The story actual begins with the landmark 1954 Supreme Court Case of Brown v. Board of Education of Topeka, Kansas, which dealt with the segregation of schools by race. Attorneys who argued on behalf of Linda Brown and almost 200 other students of color included future Supreme Court Justice Thurmond Marshall, the first African-American to serve on the nation’s highest court. The Supreme Court decision in the Brown case determined that ‘separate but equal’ education based upon race was a violation of the Constitution —establishing the principle that access to public education is a right that must be made available to all on equal terms. The eventual impact of this decision went far beyond declaring the illegality of excluding students from schools because of their race.
A series of local court cases that followed went on to extend the ruling in Brown and look at students who were excluded from public education because of their disabilities. Adding to the public awareness raised by the cases that followed Brown, were revelations by a young television journalist, Geraldo Rivera (yes, that Geraldo Rivera) of horrific conditions at the Willowbrook State School in New York.

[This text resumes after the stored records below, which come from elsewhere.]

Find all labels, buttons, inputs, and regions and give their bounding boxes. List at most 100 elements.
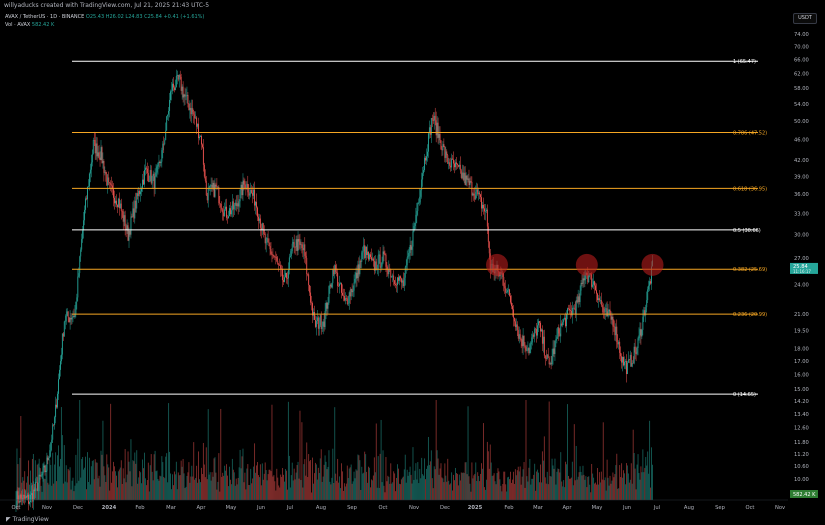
volume-bar	[342, 490, 344, 500]
candle	[469, 177, 471, 188]
candle	[211, 177, 213, 193]
candle-body	[54, 417, 56, 426]
volume-bar	[378, 487, 380, 500]
candle	[91, 149, 93, 167]
volume-bar	[404, 454, 406, 500]
axes[interactable]: 74.0070.0066.0062.0058.0054.0050.0046.00…	[0, 32, 818, 511]
candle	[546, 354, 548, 360]
candle	[76, 293, 78, 310]
candle-body	[308, 274, 310, 286]
candle-body	[478, 192, 480, 195]
candle-body	[529, 344, 531, 354]
fib-level[interactable]: 0.5 (30.66)	[72, 228, 761, 234]
candle-body	[60, 354, 62, 362]
volume-bar	[370, 479, 372, 500]
candle-body	[283, 280, 284, 282]
volume-label[interactable]: Vol · AVAX	[5, 22, 31, 28]
last-price-countdown: 11:16:17	[793, 269, 811, 274]
fib-level[interactable]: 1 (65.47)	[72, 59, 758, 65]
candle	[250, 182, 252, 198]
candle	[596, 283, 597, 302]
candle	[476, 182, 478, 199]
candle-body	[504, 286, 506, 289]
candle	[199, 134, 200, 141]
volume-bar	[246, 468, 248, 500]
candle-body	[418, 202, 420, 203]
volume-bar	[99, 486, 101, 500]
volume-bar	[508, 476, 510, 500]
candle-body	[38, 474, 40, 483]
candle	[322, 318, 324, 335]
currency-button[interactable]: USDT	[793, 13, 817, 24]
candle-body	[33, 489, 35, 492]
candle	[506, 288, 508, 294]
volume-bar	[94, 459, 96, 500]
candle-body	[43, 465, 45, 468]
candle	[400, 277, 402, 290]
candle	[597, 295, 599, 308]
candle-body	[573, 307, 575, 309]
volume-bar	[186, 476, 188, 500]
volume-bar	[193, 442, 195, 500]
candle-body	[624, 361, 625, 366]
candle	[505, 280, 507, 297]
volume-bar	[39, 477, 41, 500]
volume-bar	[27, 476, 29, 500]
candle	[237, 194, 239, 215]
fibonacci-levels[interactable]: 1 (65.47) 0.786 (47.52) 0.618 (36.95) 0.5 (…	[72, 59, 767, 398]
volume-bar	[434, 469, 436, 500]
symbol-label[interactable]: AVAX / TetherUS · 1D · BINANCE	[5, 14, 85, 20]
volume-bar	[356, 470, 358, 500]
volume-bar	[174, 474, 176, 500]
candle-body	[581, 282, 583, 284]
candle-body	[344, 298, 346, 301]
price-tick-label: 21.00	[794, 312, 809, 318]
candle	[488, 240, 490, 260]
volume-bar	[617, 488, 619, 500]
volume-bar	[17, 464, 19, 500]
time-tick-label: Nov	[42, 505, 52, 511]
fib-level[interactable]: 0.236 (20.99)	[72, 312, 767, 318]
fib-level[interactable]: 0.786 (47.52)	[72, 130, 767, 136]
candle-body	[547, 354, 549, 358]
volume-bar	[369, 467, 370, 500]
candle	[619, 338, 621, 360]
volume-bar	[357, 454, 359, 500]
candle	[622, 356, 624, 372]
volume-bar	[457, 485, 459, 500]
candle	[197, 123, 199, 129]
candle-body	[541, 329, 543, 344]
candle	[311, 295, 313, 311]
candle	[85, 196, 86, 214]
candle	[566, 310, 568, 333]
candle-body	[139, 190, 141, 195]
candle-body	[432, 119, 434, 121]
volume-bar	[583, 474, 585, 500]
candle	[610, 310, 612, 324]
candle	[290, 248, 292, 260]
volume-bar	[282, 468, 284, 500]
volume-bar	[632, 429, 634, 500]
candle	[382, 244, 384, 265]
candle-body	[635, 352, 637, 354]
candle	[410, 240, 412, 256]
candle	[291, 237, 293, 254]
candle-body	[629, 354, 631, 360]
candle-body	[545, 358, 547, 360]
candle-body	[512, 309, 514, 318]
volume-bar	[170, 473, 171, 500]
candle	[394, 279, 396, 287]
volume-bar	[423, 475, 425, 500]
candle-body	[98, 152, 100, 158]
candle-body	[610, 315, 612, 320]
fib-level[interactable]: 0.618 (36.95)	[72, 186, 767, 192]
candle-body	[232, 201, 234, 210]
fib-level[interactable]: 0 (14.65)	[72, 392, 758, 398]
candle-body	[644, 310, 646, 316]
candle	[608, 309, 610, 317]
volume-bar	[327, 466, 329, 500]
candle	[424, 153, 426, 172]
candle-body	[29, 501, 30, 504]
volume-bar	[113, 461, 115, 500]
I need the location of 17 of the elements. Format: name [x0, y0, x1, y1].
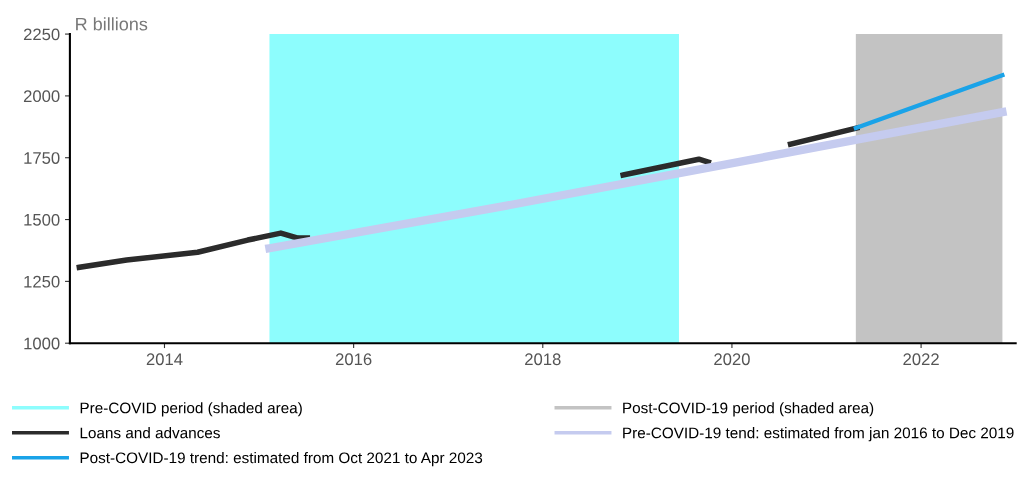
x-tick-label: 2022	[903, 353, 939, 366]
y-axis-title: R billions	[76, 17, 148, 31]
y-tick-label: 2000	[23, 90, 60, 103]
legend-label: Pre-COVID-19 tend: estimated from jan 2016 to Dec 2019	[623, 427, 1014, 442]
y-tick-label: 1000	[24, 337, 60, 350]
x-tick-label: 2014	[146, 353, 183, 366]
legend-label: Post-COVID-19 period (shaded area)	[623, 402, 874, 417]
y-tick-label: 1250	[24, 275, 60, 288]
legend-label: Pre-COVID period (shaded area)	[80, 402, 302, 417]
x-tick-label: 2018	[525, 353, 561, 366]
y-tick-label: 2250	[23, 28, 60, 41]
legend-label: Loans and advances	[80, 427, 220, 439]
x-tick-label: 2020	[714, 353, 750, 366]
y-tick-label: 1500	[24, 213, 60, 226]
legend-label: Post-COVID-19 trend: estimated from Oct 2021 to Apr 2023	[80, 452, 483, 467]
x-tick-label: 2016	[335, 353, 372, 366]
y-tick-label: 1750	[24, 152, 60, 164]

Rivera’s 1972 award winning exposé featured hidden cameras showing how more than 6,000 developmentally disabled children and adults lived in a facility designed for 4,000. By using the power and reach of television, the Willowbrook story helped bring the issue of how individuals with profound disabilities were denied decent care—let alone education—to the attention of the American public.
In the mid-1970s, when Congress began looking at how the nation’s eight million children with disabilities were being educated, they found that more than half were not receiving appropriate educational services and at least one million were excluded from school completely.
It was against this backdrop that the legislation that became the IDEA -- the 1975 Education for All Handicapped Children Act -- was first created. There's more to this story, of course, and we'll look in future blogs at the individuals behind the key court cases that established the principles that are fundamental to the IDEA today.